The following was originally published as part of my October 15, 2022 Newsletter in the “Additional Thoughts” section.
Removing Street Parking on South Seventh
Residents in the Lawton neighborhood have reached out to me with concerns about a proposal to remove street parking on Seventh, south of Scio Church Road. For anyone unfamiliar: a City project to replace a water main in this area (Seventh/Greenview) includes plans for traffic calming and expansion of biking infrastructure.
On September 13, 2022, City staff led a public engagement meeting and presented details of the Seventh/Greenview project as well as various options/proposals for curb bump-outs and bike lanes. You can watch that meeting and staff presentation here:
At their meeting on September 21. 2022, the City’s Transportation Commission discussed the Greenview/Seventh project. Staff presented their recommendation for designated bike lanes on both sides of Seventh (Scio Church Road to Lawton Elementary) that would meet the Transportation Plans and All Ages and Abilities Guidelines, while preserving both travel lanes and on-street parking. You can watch that Staff presentation here (time stamp: 21:48)
After the Staff presentation, Mayoral appointed members of the Transportation Commission approved their own recommendation: remove on-street parking on one side of Seventh to create buffered, protected bike lanes. Their discussion can be found here (time stamp 42:52).

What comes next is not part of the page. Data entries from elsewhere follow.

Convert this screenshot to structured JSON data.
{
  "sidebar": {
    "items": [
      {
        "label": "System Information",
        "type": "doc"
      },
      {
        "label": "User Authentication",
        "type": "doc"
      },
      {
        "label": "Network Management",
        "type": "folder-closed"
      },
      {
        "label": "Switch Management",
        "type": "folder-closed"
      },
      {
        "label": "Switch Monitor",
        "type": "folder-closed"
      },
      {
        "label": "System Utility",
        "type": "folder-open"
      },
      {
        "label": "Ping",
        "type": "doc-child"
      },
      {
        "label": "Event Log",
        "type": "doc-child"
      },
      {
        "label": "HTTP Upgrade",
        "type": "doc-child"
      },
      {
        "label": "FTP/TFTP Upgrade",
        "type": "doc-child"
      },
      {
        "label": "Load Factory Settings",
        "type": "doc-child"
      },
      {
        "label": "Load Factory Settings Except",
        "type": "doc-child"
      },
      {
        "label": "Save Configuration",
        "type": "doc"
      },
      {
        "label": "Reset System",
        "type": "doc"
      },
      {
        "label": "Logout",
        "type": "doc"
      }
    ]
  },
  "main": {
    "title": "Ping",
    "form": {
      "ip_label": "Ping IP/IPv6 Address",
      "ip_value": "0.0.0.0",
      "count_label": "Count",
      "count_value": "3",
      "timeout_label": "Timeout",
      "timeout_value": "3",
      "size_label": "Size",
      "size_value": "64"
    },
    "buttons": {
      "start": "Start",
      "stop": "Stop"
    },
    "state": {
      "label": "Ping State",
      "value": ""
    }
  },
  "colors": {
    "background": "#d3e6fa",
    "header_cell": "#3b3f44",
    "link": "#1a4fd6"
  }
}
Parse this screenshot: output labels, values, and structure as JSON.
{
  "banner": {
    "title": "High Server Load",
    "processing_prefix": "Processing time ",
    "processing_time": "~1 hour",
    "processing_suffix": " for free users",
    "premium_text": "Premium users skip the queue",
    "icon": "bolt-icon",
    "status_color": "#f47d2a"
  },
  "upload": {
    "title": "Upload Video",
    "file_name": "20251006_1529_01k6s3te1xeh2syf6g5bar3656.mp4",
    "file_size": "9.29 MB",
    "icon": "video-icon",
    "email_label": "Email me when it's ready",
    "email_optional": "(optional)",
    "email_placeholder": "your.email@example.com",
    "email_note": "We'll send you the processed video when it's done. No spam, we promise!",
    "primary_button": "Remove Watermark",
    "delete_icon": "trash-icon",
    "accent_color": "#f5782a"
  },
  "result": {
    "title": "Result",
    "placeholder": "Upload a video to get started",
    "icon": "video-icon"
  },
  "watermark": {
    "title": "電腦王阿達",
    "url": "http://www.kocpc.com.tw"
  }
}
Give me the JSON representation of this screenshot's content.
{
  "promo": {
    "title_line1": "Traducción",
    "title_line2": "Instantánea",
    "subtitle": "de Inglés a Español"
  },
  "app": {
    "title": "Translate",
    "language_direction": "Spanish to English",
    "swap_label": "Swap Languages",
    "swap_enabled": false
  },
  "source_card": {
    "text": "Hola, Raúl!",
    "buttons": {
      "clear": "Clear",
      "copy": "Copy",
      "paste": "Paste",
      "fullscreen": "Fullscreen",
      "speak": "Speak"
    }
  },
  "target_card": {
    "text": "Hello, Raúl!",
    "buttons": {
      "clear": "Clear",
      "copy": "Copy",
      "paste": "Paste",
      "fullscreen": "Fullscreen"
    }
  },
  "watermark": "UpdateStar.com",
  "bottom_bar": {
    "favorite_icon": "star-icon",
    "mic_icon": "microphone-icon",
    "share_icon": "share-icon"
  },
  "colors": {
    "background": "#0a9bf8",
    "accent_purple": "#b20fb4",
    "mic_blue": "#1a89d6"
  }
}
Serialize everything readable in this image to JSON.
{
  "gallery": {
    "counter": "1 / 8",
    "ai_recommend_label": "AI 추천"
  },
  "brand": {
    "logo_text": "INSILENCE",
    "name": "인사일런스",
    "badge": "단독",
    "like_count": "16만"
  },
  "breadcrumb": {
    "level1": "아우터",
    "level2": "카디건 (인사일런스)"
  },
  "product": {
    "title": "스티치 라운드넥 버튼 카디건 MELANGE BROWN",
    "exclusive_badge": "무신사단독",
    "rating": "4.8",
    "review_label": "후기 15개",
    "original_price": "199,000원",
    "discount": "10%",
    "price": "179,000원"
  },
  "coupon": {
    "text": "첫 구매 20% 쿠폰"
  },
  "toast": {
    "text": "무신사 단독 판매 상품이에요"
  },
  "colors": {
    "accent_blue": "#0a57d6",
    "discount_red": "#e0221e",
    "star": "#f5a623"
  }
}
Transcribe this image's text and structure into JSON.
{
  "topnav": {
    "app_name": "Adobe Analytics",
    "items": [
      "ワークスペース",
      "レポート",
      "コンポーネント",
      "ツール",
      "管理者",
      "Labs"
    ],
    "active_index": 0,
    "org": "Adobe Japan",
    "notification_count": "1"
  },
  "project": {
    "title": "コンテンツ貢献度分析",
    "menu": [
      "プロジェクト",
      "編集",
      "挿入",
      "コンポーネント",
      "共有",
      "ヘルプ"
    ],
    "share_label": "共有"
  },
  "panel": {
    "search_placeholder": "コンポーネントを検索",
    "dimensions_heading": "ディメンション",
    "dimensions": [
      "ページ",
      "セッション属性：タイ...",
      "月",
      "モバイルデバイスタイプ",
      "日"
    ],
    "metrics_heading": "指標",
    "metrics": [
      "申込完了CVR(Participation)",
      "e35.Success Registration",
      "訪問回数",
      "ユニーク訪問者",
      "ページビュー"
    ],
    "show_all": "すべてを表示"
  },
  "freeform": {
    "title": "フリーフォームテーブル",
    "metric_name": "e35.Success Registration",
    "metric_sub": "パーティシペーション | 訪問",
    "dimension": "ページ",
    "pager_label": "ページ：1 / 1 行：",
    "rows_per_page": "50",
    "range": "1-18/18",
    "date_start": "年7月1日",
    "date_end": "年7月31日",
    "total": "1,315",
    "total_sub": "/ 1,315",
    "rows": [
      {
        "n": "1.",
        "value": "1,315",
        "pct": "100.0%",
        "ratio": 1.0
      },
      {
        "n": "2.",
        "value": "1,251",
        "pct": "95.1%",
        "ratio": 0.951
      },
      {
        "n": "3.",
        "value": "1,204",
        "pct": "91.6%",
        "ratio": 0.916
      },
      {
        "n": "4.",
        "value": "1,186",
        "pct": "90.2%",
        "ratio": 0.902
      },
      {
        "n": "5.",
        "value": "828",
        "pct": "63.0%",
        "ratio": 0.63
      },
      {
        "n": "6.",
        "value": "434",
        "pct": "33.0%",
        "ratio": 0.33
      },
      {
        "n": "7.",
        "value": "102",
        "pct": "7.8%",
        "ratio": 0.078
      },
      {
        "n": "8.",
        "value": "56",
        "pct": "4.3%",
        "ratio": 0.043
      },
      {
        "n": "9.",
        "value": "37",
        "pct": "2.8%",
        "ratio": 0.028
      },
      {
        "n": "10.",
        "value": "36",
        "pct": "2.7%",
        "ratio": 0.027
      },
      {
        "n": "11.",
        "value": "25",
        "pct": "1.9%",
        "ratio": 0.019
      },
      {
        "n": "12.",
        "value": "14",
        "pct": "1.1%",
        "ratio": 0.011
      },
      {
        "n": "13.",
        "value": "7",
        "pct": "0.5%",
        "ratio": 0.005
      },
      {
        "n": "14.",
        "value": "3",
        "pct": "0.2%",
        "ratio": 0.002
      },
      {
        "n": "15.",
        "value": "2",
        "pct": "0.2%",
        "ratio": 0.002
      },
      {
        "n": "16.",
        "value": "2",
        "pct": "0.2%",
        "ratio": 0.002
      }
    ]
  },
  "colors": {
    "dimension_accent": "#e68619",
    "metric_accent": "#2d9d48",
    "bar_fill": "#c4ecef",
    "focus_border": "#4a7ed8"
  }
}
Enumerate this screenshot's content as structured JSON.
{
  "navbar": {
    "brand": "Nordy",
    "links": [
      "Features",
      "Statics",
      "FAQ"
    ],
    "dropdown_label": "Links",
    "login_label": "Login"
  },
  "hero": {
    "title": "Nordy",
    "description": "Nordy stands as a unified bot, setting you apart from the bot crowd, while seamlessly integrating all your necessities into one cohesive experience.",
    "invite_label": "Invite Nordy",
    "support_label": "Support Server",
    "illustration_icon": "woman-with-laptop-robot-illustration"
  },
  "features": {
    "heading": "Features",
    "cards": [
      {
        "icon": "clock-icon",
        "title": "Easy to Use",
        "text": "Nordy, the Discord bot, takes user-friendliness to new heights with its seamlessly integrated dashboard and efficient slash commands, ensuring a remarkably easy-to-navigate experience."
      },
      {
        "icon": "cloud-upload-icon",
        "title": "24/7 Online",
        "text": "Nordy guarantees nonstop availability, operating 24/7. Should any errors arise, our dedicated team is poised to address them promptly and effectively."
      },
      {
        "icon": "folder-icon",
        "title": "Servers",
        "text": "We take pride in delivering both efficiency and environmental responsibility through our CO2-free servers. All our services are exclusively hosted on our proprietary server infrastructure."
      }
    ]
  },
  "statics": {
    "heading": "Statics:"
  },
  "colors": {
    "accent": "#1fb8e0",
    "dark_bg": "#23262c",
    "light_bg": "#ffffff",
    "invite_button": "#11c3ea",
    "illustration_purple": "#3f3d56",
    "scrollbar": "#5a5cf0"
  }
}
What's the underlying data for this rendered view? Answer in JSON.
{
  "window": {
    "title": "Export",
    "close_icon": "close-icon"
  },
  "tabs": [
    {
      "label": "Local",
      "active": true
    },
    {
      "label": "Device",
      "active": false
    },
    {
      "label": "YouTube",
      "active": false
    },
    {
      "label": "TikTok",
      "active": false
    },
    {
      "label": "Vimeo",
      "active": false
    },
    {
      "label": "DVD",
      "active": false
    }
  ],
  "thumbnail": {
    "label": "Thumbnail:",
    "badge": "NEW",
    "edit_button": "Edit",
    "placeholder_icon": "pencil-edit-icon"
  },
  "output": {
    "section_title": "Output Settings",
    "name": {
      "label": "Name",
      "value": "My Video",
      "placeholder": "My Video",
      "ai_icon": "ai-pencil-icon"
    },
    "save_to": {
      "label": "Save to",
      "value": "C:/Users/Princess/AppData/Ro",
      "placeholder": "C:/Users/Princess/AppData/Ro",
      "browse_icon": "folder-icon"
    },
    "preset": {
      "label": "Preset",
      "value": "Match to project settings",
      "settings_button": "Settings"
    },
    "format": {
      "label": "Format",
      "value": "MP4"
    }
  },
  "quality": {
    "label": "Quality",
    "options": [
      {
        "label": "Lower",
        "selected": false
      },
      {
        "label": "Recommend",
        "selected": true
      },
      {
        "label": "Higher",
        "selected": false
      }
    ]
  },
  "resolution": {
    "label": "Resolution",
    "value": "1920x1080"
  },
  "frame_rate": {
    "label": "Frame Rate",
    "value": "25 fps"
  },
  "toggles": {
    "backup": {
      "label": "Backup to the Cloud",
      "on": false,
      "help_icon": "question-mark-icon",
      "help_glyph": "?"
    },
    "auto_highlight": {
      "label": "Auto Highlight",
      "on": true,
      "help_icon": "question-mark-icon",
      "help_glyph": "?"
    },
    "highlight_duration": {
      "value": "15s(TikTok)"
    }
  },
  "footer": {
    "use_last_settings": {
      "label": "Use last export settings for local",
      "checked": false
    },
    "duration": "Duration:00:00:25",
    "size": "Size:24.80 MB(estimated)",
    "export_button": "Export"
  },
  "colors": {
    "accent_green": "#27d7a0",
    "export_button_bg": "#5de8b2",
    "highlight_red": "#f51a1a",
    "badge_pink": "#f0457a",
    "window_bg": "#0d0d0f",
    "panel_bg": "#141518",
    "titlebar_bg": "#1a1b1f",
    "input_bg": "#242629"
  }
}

The meeting minutes describe discussion of this issue:
From the minutes:
Commissioner questions and comments:
- Crosswalk at Scio Church service drive and Greenview are in need for improvement.
- Vertical elements and parking; posted speed limit; current parking usage
- Some residents have reported concerns in regards to the speeds, despite of the fact that we do not posses such speed date; posted speed limit; what is the need to keep the parking?
- Speeding is a problem; road is wide; Seventh north of Scio has buffered bike lanes and looking for consistency;
- Are the driveways in this area bigger, and if so are they capable of supporting multiple cars?
- Driveways are large; concern about riding in the door zone; don’t want to maintain on-street parking
- Not a lot of cyclists in the area; counts of cyclists
- Project that leads to a school and a protected bike lane is most appropriate. There is a lot of traffic at drop-off and pick-up. There is a mandate for aggressive safety improvements and we should not compromise.
A motion was made by Wanninkhof, seconded by Houk, to remove parking on one side in the project area in favor of an all ages and abilities protected bike lane. The motion was approved by the Commission and forwarded to the City Council and should be returned by 11/10/2022. On a voice vote, the Chair declared the motion carried.
A motion was made by Brovan, to remove parking on both sides in favor of an all ages and abilities protected bike lane. The motion failed for lack of second.
During the meeting, the Chair of the Transportation Commission explained:
I don’t understand why we are prioritizing private vehicle storage on public land for a handful of landowners over the safety of all of the people who could potentially be travelling this route by bike … I think it’s clear from the results of the most recent City Council elections that we have at this point a mandate for really aggressive safety improvements city-wide. Not only is it in our transportation plan but we now have chosen leaders who have said this is what they will do for us and that mandate is not ever going to be visible if you focus just on the people who own property adjacent to a specific project. Like, there’s always going to be less support among those people but if we keep making this compromise every time we will never get the kind of robust all ages and abilities network that we say that we want, that we have voted to fund, that we have elected the people that said they’re going to do it and if we keep deferring to a hand full of property owners, like, what are we doing?
I appreciate that these are the kind of City decisions where residents hope that their needs, concerns, and observations will be taken into account, i.e. these are situations where compromise might be appreciated. A decision to eliminate street parking for more than one block does require a resolution from City Council. This recommendation from the Transportation Commission may land on a Council agenda after my last meeting on November 10th. In that case, it would be voted on by your newly elected representatives.